Previous grants:

  1. Cryptology and Data-Mining (CRYDAMI)

    Duration: 3.5 years (2004 - 2007).

    Funded by the Finnish Academy of Sciences

  2. Privacy-Preserving Data Mining: Cryptographic Methods

    Duration: 2 years (2006 - 2008).

    Funded by the Estonian Science Foundation. Grant number 6848 (to Cybernetica AS).

Abstract (as in the grant application, with only minor modifications):

The primary task of data-mining is to develop models about aggregated data. It has close ties with areas like statistics, machine learning and database theory. On the other hand, the main question of privacy-preserving data-mining (PPDM) is, can we develop accurate models without access to precise information in individual data records? Privacy-preserving data-mining is important in practice, since for example, without guarantees that their privacy is being protected, many customers are unwilling to submit their data to the data-miners, or are consciously lying.
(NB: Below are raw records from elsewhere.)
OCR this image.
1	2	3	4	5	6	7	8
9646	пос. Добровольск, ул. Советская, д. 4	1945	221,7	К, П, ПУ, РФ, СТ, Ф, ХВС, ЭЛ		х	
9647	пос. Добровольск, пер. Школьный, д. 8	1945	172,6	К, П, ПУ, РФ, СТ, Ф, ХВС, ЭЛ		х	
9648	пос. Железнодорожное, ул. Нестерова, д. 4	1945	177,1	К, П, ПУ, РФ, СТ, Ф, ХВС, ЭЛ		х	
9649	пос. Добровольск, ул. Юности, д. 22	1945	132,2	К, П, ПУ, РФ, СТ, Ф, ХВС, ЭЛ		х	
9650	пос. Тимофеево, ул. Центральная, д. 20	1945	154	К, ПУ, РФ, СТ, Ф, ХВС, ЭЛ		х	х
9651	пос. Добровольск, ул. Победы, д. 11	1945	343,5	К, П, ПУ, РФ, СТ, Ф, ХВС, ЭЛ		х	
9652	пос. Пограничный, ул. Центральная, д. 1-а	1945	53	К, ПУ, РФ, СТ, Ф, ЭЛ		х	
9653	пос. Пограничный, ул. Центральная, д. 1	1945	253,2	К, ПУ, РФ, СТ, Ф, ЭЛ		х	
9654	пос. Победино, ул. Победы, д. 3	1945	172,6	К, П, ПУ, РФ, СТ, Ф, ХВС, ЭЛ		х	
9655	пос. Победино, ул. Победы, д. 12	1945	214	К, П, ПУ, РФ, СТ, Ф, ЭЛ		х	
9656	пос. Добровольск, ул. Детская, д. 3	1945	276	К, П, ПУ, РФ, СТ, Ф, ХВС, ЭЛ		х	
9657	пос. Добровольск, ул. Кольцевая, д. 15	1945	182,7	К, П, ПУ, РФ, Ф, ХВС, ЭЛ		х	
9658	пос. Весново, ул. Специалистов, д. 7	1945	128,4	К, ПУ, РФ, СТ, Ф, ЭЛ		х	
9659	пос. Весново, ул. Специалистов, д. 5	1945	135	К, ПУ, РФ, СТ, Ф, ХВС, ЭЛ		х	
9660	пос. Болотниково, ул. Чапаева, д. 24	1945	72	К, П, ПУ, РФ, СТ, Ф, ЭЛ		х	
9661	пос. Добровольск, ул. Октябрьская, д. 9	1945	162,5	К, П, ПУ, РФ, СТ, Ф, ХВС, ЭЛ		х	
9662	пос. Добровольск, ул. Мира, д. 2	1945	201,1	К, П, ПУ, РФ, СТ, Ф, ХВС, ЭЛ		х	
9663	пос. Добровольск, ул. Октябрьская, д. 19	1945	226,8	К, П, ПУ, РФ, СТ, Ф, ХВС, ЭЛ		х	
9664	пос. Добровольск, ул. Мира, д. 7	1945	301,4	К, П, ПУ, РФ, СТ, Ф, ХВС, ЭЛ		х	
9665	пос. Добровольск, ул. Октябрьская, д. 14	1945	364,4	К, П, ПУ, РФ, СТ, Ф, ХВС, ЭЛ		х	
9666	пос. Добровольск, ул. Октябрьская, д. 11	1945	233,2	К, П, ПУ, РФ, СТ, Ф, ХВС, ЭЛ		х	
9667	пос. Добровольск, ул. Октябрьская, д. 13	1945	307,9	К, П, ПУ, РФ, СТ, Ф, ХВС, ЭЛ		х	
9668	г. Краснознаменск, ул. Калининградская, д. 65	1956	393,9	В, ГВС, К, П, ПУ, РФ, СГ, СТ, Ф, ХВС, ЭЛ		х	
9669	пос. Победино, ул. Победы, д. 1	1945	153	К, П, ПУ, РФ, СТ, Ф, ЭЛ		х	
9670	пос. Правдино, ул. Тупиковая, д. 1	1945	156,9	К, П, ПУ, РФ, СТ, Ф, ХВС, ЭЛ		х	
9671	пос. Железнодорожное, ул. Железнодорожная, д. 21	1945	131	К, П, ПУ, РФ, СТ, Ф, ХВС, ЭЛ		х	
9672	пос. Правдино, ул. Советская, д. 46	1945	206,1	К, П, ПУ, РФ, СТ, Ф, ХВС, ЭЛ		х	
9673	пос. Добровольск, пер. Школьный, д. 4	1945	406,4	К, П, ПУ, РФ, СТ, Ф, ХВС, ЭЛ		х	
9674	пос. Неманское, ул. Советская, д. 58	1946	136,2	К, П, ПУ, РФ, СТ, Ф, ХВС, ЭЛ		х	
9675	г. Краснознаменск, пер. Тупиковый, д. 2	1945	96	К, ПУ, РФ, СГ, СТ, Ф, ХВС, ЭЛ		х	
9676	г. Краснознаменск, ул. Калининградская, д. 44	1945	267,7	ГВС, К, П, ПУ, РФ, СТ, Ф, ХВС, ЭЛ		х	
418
As another important example, different companies may want to establish models of their joint databases, without giving away the content of the databases to another parties. Because of these and many other reasons, while privacy is usually seen as unrelevant and even undesirable in data-mining (and statistics in general), without preserving the privacy it may be hard to achieve the main goals of data-mining.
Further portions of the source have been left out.